CBS News
Next Tuesday voters in Ohio will decide whether to legalize marijuana. Ohio Gov. John Kasich, a candidate for the Republican presidential nomination, is a vocal opponent of the idea, so his reaction when the subject was broached at last night's debate was hardly surprising. But his ungrammatical, barely coherent statement nicely illustrated the brain-dead dogmatism of pot prohibitionists: Sending mixed signals to kids about drugs is a disaster. Drugs is one of the greatest scourge in this country, and I spent five years of my administration working with my team to do a whole sort of things to try to rein in the problem of overdoses, and it goes on and on. We could do a whole show on that.

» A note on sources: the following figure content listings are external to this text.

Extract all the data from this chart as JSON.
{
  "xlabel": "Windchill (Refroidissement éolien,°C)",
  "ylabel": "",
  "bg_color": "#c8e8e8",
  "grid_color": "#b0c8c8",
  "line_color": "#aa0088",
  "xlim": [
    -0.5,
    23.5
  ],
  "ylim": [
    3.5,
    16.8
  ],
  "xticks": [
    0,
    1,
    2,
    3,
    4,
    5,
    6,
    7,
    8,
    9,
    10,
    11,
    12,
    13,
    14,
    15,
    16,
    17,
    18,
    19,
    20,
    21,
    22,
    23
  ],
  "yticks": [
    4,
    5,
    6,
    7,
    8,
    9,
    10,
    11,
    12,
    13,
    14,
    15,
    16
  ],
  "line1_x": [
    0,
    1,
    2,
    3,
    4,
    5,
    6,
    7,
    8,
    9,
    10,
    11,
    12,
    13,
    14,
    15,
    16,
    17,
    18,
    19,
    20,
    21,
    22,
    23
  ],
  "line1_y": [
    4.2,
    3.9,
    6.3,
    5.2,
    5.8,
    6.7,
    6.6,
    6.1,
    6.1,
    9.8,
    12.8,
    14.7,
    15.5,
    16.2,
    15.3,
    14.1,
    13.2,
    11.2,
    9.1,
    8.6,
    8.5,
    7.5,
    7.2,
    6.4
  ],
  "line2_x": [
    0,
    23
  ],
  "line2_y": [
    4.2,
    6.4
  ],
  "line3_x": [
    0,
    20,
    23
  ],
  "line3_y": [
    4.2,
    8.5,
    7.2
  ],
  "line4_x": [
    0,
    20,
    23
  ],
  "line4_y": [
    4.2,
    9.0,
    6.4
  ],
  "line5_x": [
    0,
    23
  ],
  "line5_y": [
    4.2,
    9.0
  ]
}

Please don't. Three sentences about drug policy from John Kasich are more than enough. Unpacking his meaning is a bit challenging, but let's give it a try.

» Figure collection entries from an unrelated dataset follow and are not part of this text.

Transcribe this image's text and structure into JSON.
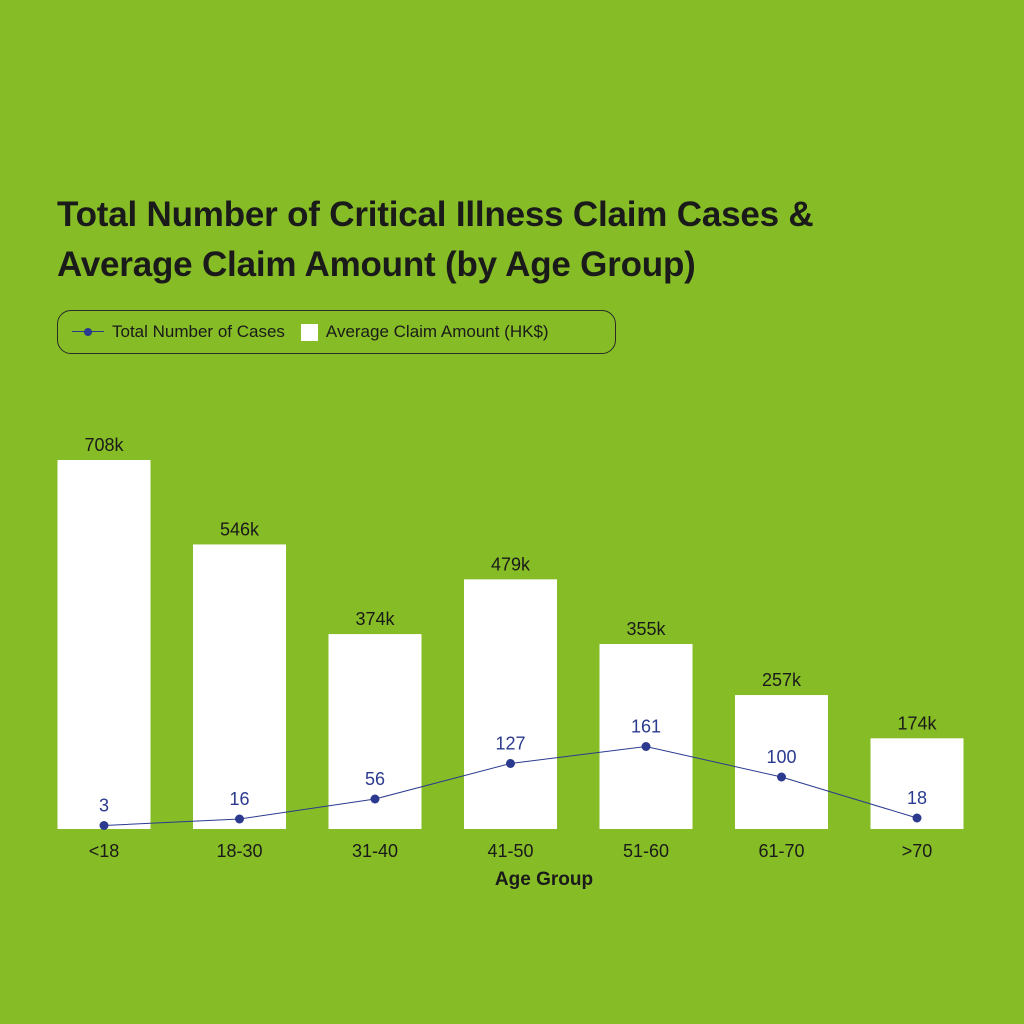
{
  "title_lines": [
    "Total Number of Critical Illness Claim Cases &",
    "Average Claim Amount (by Age Group)"
  ],
  "legend": {
    "line_label": "Total Number of Cases",
    "bar_label": "Average Claim Amount (HK$)"
  },
  "colors": {
    "background": "#86bc25",
    "bar": "#ffffff",
    "line": "#2b3a8f",
    "text": "#1a1a1a"
  },
  "chart_data": {
    "type": "bar",
    "categories": [
      "<18",
      "18-30",
      "31-40",
      "41-50",
      "51-60",
      "61-70",
      ">70"
    ],
    "xlabel": "Age Group",
    "ylabel": "",
    "series": [
      {
        "name": "Average Claim Amount (HK$)",
        "type": "bar",
        "values": [
          708000,
          546000,
          374000,
          479000,
          355000,
          257000,
          174000
        ],
        "labels": [
          "708k",
          "546k",
          "374k",
          "479k",
          "355k",
          "257k",
          "174k"
        ]
      },
      {
        "name": "Total Number of Cases",
        "type": "line",
        "values": [
          3,
          16,
          56,
          127,
          161,
          100,
          18
        ],
        "labels": [
          "3",
          "16",
          "56",
          "127",
          "161",
          "100",
          "18"
        ]
      }
    ],
    "grid": false,
    "legend_position": "top-left"
  }
}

Kasich says legalizing marijuana would send "mixed signals to kids," which would be a "disaster." Or as he put it on Tuesday, "When you run around telling kids not to do drugs, young kids, and then they read that we might legalize marijuana, I just think it's a mixed message. It's not good." The unspoken premise of that argument is that it's dangerous to let adults do things children should not do. I'm not sure Kasich has thought through the implications of that position.
Kasich also says legalizing marijuana would be reckless because "drugs is [sic] one of the greatest scourge [sic] in this country." Drugs (including the legal ones) are also an important source of pleasure, as demonstrated by the fact that people like them so much. Contrary to Kasich's implication, this pleasure is mostly harmless. But I gather he thinks it's dangerous to let people do things that can cause harm when done to excess. Again, I suspect that covers a lot more ground than even Kasich would be comfortable with.

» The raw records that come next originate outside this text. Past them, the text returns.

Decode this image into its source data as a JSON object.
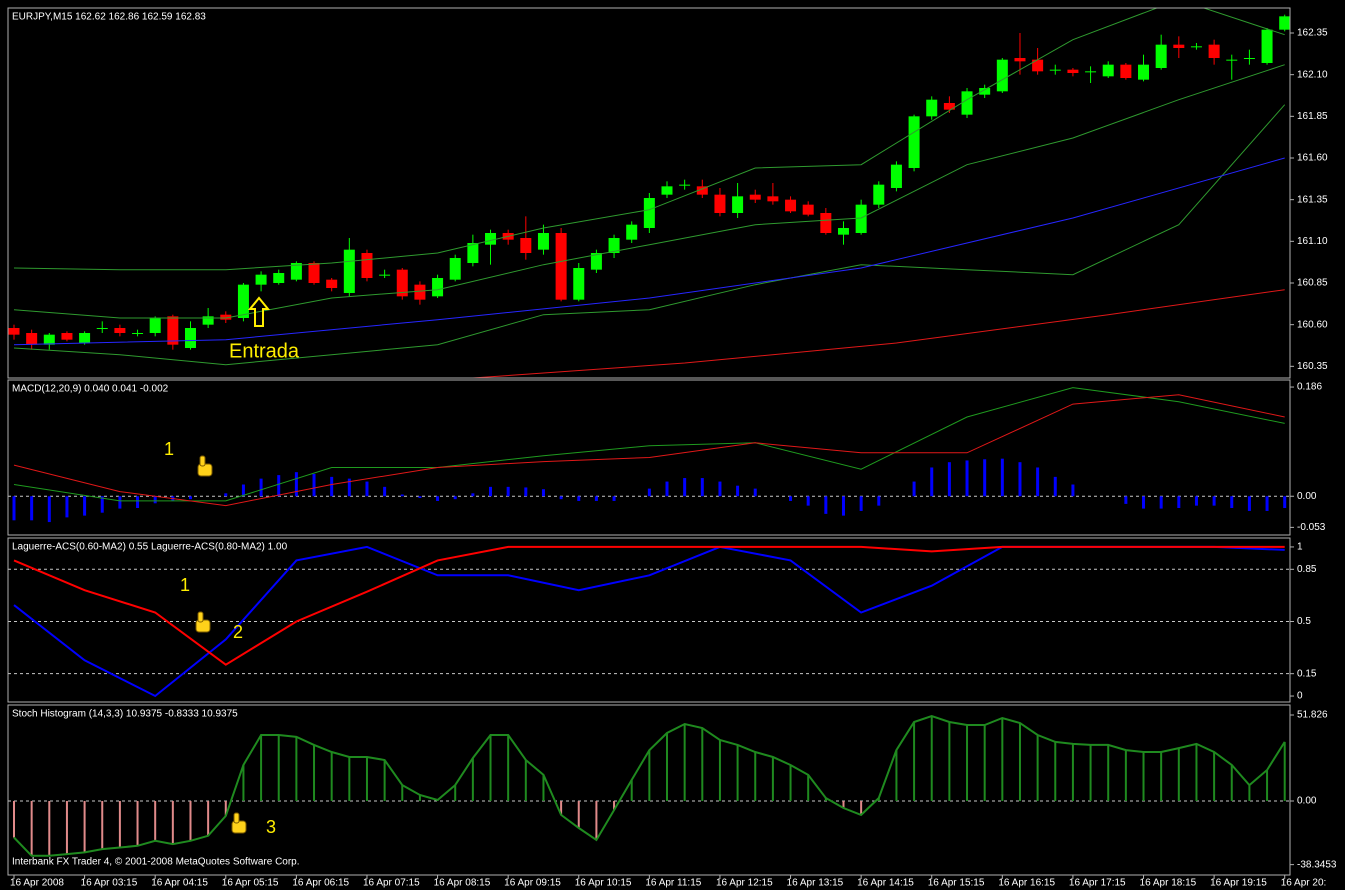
{
  "chart_data": [
    {
      "type": "candlestick",
      "title": "EURJPY,M15  162.62 162.86 162.59 162.83",
      "open": [
        160.58,
        160.55,
        160.48,
        160.55,
        160.49,
        160.58,
        160.58,
        160.55,
        160.55,
        160.65,
        160.46,
        160.6,
        160.66,
        160.64,
        160.84,
        160.85,
        160.87,
        160.97,
        160.87,
        160.79,
        161.03,
        160.9,
        160.93,
        160.84,
        160.77,
        160.87,
        160.97,
        161.08,
        161.15,
        161.12,
        161.05,
        161.15,
        160.75,
        160.93,
        161.03,
        161.11,
        161.18,
        161.38,
        161.44,
        161.43,
        161.38,
        161.27,
        161.38,
        161.37,
        161.35,
        161.32,
        161.27,
        161.14,
        161.15,
        161.32,
        161.42,
        161.54,
        161.85,
        161.93,
        161.86,
        161.98,
        162.0,
        162.2,
        162.19,
        162.13,
        162.13,
        162.12,
        162.09,
        162.16,
        162.07,
        162.14,
        162.28,
        162.27,
        162.28,
        162.19,
        162.2,
        162.17,
        162.37
      ],
      "high": [
        160.6,
        160.57,
        160.55,
        160.56,
        160.56,
        160.62,
        160.6,
        160.57,
        160.65,
        160.66,
        160.62,
        160.7,
        160.68,
        160.85,
        160.92,
        160.93,
        160.98,
        160.98,
        160.88,
        161.12,
        161.05,
        160.93,
        160.94,
        160.86,
        160.9,
        161.02,
        161.14,
        161.17,
        161.17,
        161.25,
        161.2,
        161.18,
        160.97,
        161.05,
        161.14,
        161.22,
        161.39,
        161.46,
        161.47,
        161.47,
        161.42,
        161.45,
        161.41,
        161.45,
        161.37,
        161.34,
        161.3,
        161.22,
        161.35,
        161.46,
        161.58,
        161.86,
        161.97,
        161.97,
        162.02,
        162.04,
        162.2,
        162.35,
        162.26,
        162.16,
        162.14,
        162.15,
        162.18,
        162.17,
        162.22,
        162.34,
        162.33,
        162.29,
        162.31,
        162.22,
        162.25,
        162.38,
        162.46
      ],
      "low": [
        160.51,
        160.45,
        160.45,
        160.5,
        160.48,
        160.55,
        160.53,
        160.53,
        160.53,
        160.45,
        160.45,
        160.58,
        160.61,
        160.62,
        160.8,
        160.84,
        160.86,
        160.84,
        160.8,
        160.77,
        160.86,
        160.88,
        160.75,
        160.72,
        160.76,
        160.86,
        160.95,
        160.96,
        161.08,
        160.99,
        161.02,
        160.74,
        160.74,
        160.91,
        161.0,
        161.09,
        161.15,
        161.36,
        161.41,
        161.36,
        161.25,
        161.24,
        161.33,
        161.32,
        161.27,
        161.25,
        161.14,
        161.08,
        161.14,
        161.3,
        161.4,
        161.52,
        161.83,
        161.87,
        161.84,
        161.96,
        161.99,
        162.1,
        162.1,
        162.1,
        162.09,
        162.05,
        162.08,
        162.07,
        162.06,
        162.13,
        162.2,
        162.25,
        162.16,
        162.07,
        162.16,
        162.16,
        162.36
      ],
      "close": [
        160.54,
        160.48,
        160.54,
        160.51,
        160.55,
        160.58,
        160.55,
        160.55,
        160.64,
        160.48,
        160.58,
        160.65,
        160.63,
        160.84,
        160.9,
        160.91,
        160.97,
        160.85,
        160.82,
        161.05,
        160.88,
        160.9,
        160.77,
        160.75,
        160.88,
        161.0,
        161.09,
        161.15,
        161.11,
        161.03,
        161.15,
        160.75,
        160.94,
        161.03,
        161.12,
        161.2,
        161.36,
        161.43,
        161.44,
        161.38,
        161.27,
        161.37,
        161.35,
        161.34,
        161.28,
        161.26,
        161.15,
        161.18,
        161.32,
        161.44,
        161.56,
        161.85,
        161.95,
        161.89,
        162.0,
        162.02,
        162.19,
        162.18,
        162.12,
        162.13,
        162.11,
        162.12,
        162.16,
        162.08,
        162.16,
        162.28,
        162.26,
        162.27,
        162.2,
        162.19,
        162.2,
        162.37,
        162.45
      ],
      "up_color": "#00ff00",
      "down_color": "#ff0000",
      "series": [
        {
          "color": "#2f9a2f",
          "x": [
            0,
            6,
            12,
            18,
            24,
            30,
            36,
            42,
            48,
            54,
            60,
            66,
            72
          ],
          "values": [
            160.94,
            160.93,
            160.93,
            160.97,
            161.03,
            161.18,
            161.29,
            161.54,
            161.56,
            161.95,
            162.31,
            162.55,
            162.34
          ]
        },
        {
          "color": "#2f9a2f",
          "x": [
            0,
            6,
            12,
            18,
            24,
            30,
            36,
            42,
            48,
            54,
            60,
            66,
            72
          ],
          "values": [
            160.69,
            160.64,
            160.64,
            160.76,
            160.81,
            160.96,
            161.08,
            161.2,
            161.24,
            161.56,
            161.72,
            161.95,
            162.16
          ]
        },
        {
          "color": "#2f9a2f",
          "x": [
            0,
            6,
            12,
            18,
            24,
            30,
            36,
            42,
            48,
            54,
            60,
            66,
            72
          ],
          "values": [
            160.46,
            160.42,
            160.36,
            160.42,
            160.48,
            160.66,
            160.69,
            160.84,
            160.96,
            160.93,
            160.9,
            161.2,
            161.92
          ]
        },
        {
          "color": "#2626ff",
          "x": [
            0,
            12,
            24,
            36,
            48,
            60,
            72
          ],
          "values": [
            160.48,
            160.51,
            160.63,
            160.76,
            160.94,
            161.24,
            161.6
          ]
        },
        {
          "color": "#e01818",
          "x": [
            26,
            38,
            50,
            62,
            72
          ],
          "values": [
            160.28,
            160.37,
            160.49,
            160.66,
            160.81
          ]
        }
      ],
      "xlim": [
        -0.34,
        72.3
      ],
      "ylim": [
        160.28,
        162.5
      ],
      "yticks": [
        162.35,
        {
          "value": 162.1,
          "label": "162.10"
        },
        161.85,
        {
          "value": 161.6,
          "label": "161.60"
        },
        161.35,
        {
          "value": 161.1,
          "label": "161.10"
        },
        160.85,
        {
          "value": 160.6,
          "label": "160.60"
        },
        160.35
      ],
      "annotations": [
        "Entrada"
      ]
    },
    {
      "type": "bar",
      "title": "MACD(12,20,9) 0.040 0.041 -0.002",
      "values": [
        -0.041,
        -0.041,
        -0.044,
        -0.036,
        -0.033,
        -0.028,
        -0.021,
        -0.02,
        -0.012,
        -0.008,
        -0.005,
        0,
        0.005,
        0.02,
        0.03,
        0.036,
        0.041,
        0.038,
        0.033,
        0.03,
        0.025,
        0.016,
        0.003,
        -0.003,
        -0.008,
        -0.005,
        0.005,
        0.016,
        0.016,
        0.015,
        0.012,
        -0.005,
        -0.008,
        -0.008,
        -0.008,
        0,
        0.013,
        0.025,
        0.031,
        0.031,
        0.025,
        0.018,
        0.013,
        0,
        -0.008,
        -0.016,
        -0.03,
        -0.033,
        -0.025,
        -0.016,
        0,
        0.025,
        0.049,
        0.058,
        0.061,
        0.063,
        0.064,
        0.058,
        0.049,
        0.033,
        0.02,
        0,
        0,
        -0.013,
        -0.021,
        -0.021,
        -0.02,
        -0.016,
        -0.016,
        -0.02,
        -0.025,
        -0.025,
        -0.02
      ],
      "color": "#0000ff",
      "bar_width": 3,
      "series": [
        {
          "color": "#1f9a1f",
          "x": [
            0,
            6,
            12,
            18,
            24,
            30,
            36,
            42,
            48,
            54,
            60,
            66,
            72
          ],
          "values": [
            0.02,
            -0.008,
            -0.008,
            0.049,
            0.049,
            0.069,
            0.086,
            0.091,
            0.046,
            0.135,
            0.185,
            0.161,
            0.124
          ]
        },
        {
          "color": "#e01818",
          "x": [
            0,
            6,
            12,
            18,
            24,
            30,
            36,
            42,
            48,
            54,
            60,
            66,
            72
          ],
          "values": [
            0.053,
            0.008,
            -0.016,
            0.02,
            0.049,
            0.059,
            0.066,
            0.091,
            0.074,
            0.074,
            0.157,
            0.173,
            0.135
          ]
        }
      ],
      "xlim": [
        -0.34,
        72.3
      ],
      "ylim": [
        -0.066,
        0.198
      ],
      "yticks": [
        0.186,
        {
          "value": 0,
          "label": "0.00"
        },
        -0.053
      ],
      "levels": [
        0
      ],
      "annotations": [
        "1"
      ]
    },
    {
      "type": "line",
      "title": "Laguerre-ACS(0.60-MA2) 0.55  Laguerre-ACS(0.80-MA2) 1.00",
      "series": [
        {
          "color": "#0000ff",
          "x": [
            0,
            4,
            8,
            12,
            16,
            20,
            24,
            28,
            32,
            36,
            40,
            44,
            48,
            52,
            56,
            60,
            64,
            68,
            72
          ],
          "values": [
            0.61,
            0.24,
            0,
            0.38,
            0.91,
            1,
            0.81,
            0.81,
            0.71,
            0.81,
            1,
            0.91,
            0.56,
            0.74,
            1,
            1,
            1,
            1,
            0.98
          ]
        },
        {
          "color": "#ff0000",
          "x": [
            0,
            4,
            8,
            12,
            16,
            20,
            24,
            28,
            32,
            36,
            40,
            44,
            48,
            52,
            56,
            60,
            64,
            68,
            72
          ],
          "values": [
            0.91,
            0.71,
            0.56,
            0.21,
            0.5,
            0.7,
            0.91,
            1,
            1,
            1,
            1,
            1,
            1,
            0.97,
            1,
            1,
            1,
            1,
            1
          ]
        }
      ],
      "xlim": [
        -0.34,
        72.3
      ],
      "ylim": [
        -0.04,
        1.06
      ],
      "yticks": [
        1,
        0.85,
        0.5,
        0.15,
        0
      ],
      "levels": [
        0.85,
        0.5,
        0.15
      ],
      "annotations": [
        "1",
        "2"
      ]
    },
    {
      "type": "bar",
      "title": "Stoch Histogram (14,3,3) 10.9375 -0.8333 10.9375",
      "values": [
        -22,
        -33,
        -33,
        -32,
        -31,
        -29,
        -28,
        -27,
        -24,
        -26,
        -24,
        -21,
        -9,
        21.7,
        39.8,
        39.8,
        38.6,
        33.8,
        29.5,
        26.5,
        26.5,
        24.7,
        9.6,
        3.6,
        0.6,
        9.6,
        25.9,
        39.8,
        39.8,
        24.7,
        15.7,
        -8.4,
        -16.3,
        -23.5,
        -5.4,
        12.7,
        30.7,
        41.0,
        46.4,
        44.0,
        36.8,
        33.8,
        29.5,
        26.5,
        21.7,
        15.7,
        1.8,
        -4.2,
        -8.4,
        1.8,
        30.7,
        47.6,
        51.2,
        47.6,
        45.8,
        45.8,
        50.0,
        47.0,
        39.8,
        35.6,
        34.4,
        33.8,
        33.8,
        30.7,
        29.5,
        29.5,
        31.9,
        34.4,
        29.5,
        21.7,
        9.6,
        18.7,
        35.6
      ],
      "color": "#1f8a1f",
      "negative_color": "#e08a8a",
      "line_color": "#1f8a1f",
      "bar_width": 2,
      "xlim": [
        -0.34,
        72.3
      ],
      "ylim": [
        -44.6,
        57.85
      ],
      "yticks": [
        51.826,
        {
          "value": 0,
          "label": "0.00"
        },
        -38.3453
      ],
      "levels": [
        0
      ],
      "xticks": [
        {
          "value": 0,
          "label": "16 Apr 2008"
        },
        {
          "value": 4,
          "label": "16 Apr 03:15"
        },
        {
          "value": 8,
          "label": "16 Apr 04:15"
        },
        {
          "value": 12,
          "label": "16 Apr 05:15"
        },
        {
          "value": 16,
          "label": "16 Apr 06:15"
        },
        {
          "value": 20,
          "label": "16 Apr 07:15"
        },
        {
          "value": 24,
          "label": "16 Apr 08:15"
        },
        {
          "value": 28,
          "label": "16 Apr 09:15"
        },
        {
          "value": 32,
          "label": "16 Apr 10:15"
        },
        {
          "value": 36,
          "label": "16 Apr 11:15"
        },
        {
          "value": 40,
          "label": "16 Apr 12:15"
        },
        {
          "value": 44,
          "label": "16 Apr 13:15"
        },
        {
          "value": 48,
          "label": "16 Apr 14:15"
        },
        {
          "value": 52,
          "label": "16 Apr 15:15"
        },
        {
          "value": 56,
          "label": "16 Apr 16:15"
        },
        {
          "value": 60,
          "label": "16 Apr 17:15"
        },
        {
          "value": 64,
          "label": "16 Apr 18:15"
        },
        {
          "value": 68,
          "label": "16 Apr 19:15"
        },
        {
          "value": 72,
          "label": "16 Apr 20:"
        }
      ],
      "footer": "Interbank FX Trader 4, © 2001-2008 MetaQuotes Software Corp.",
      "annotations": [
        "3"
      ]
    }
  ]
}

Kasich's inconsistency is also apparent in his reference to overdose deaths, which is not a problem with marijuana (the subject of the question) but is a problem with alcohol, a drug he presumably does not want to ban. If he gave any thought to the relative hazards of marijuana and alcohol, he might realize how arbitrary the distinctions drawn by our drug laws are.
Then again, he might not. Like Ben Carson, Kasich thinks the main problem with the war on drugs is that it has not been waged enthusiastically enough. "If I happened to be president," he told Hugh Hewitt last April, "I would lead a significant campaign down at the grassroots level to stomp these drugs out of our country." Kasich good. Drugs bad. Kasich stomp. Drugs flee.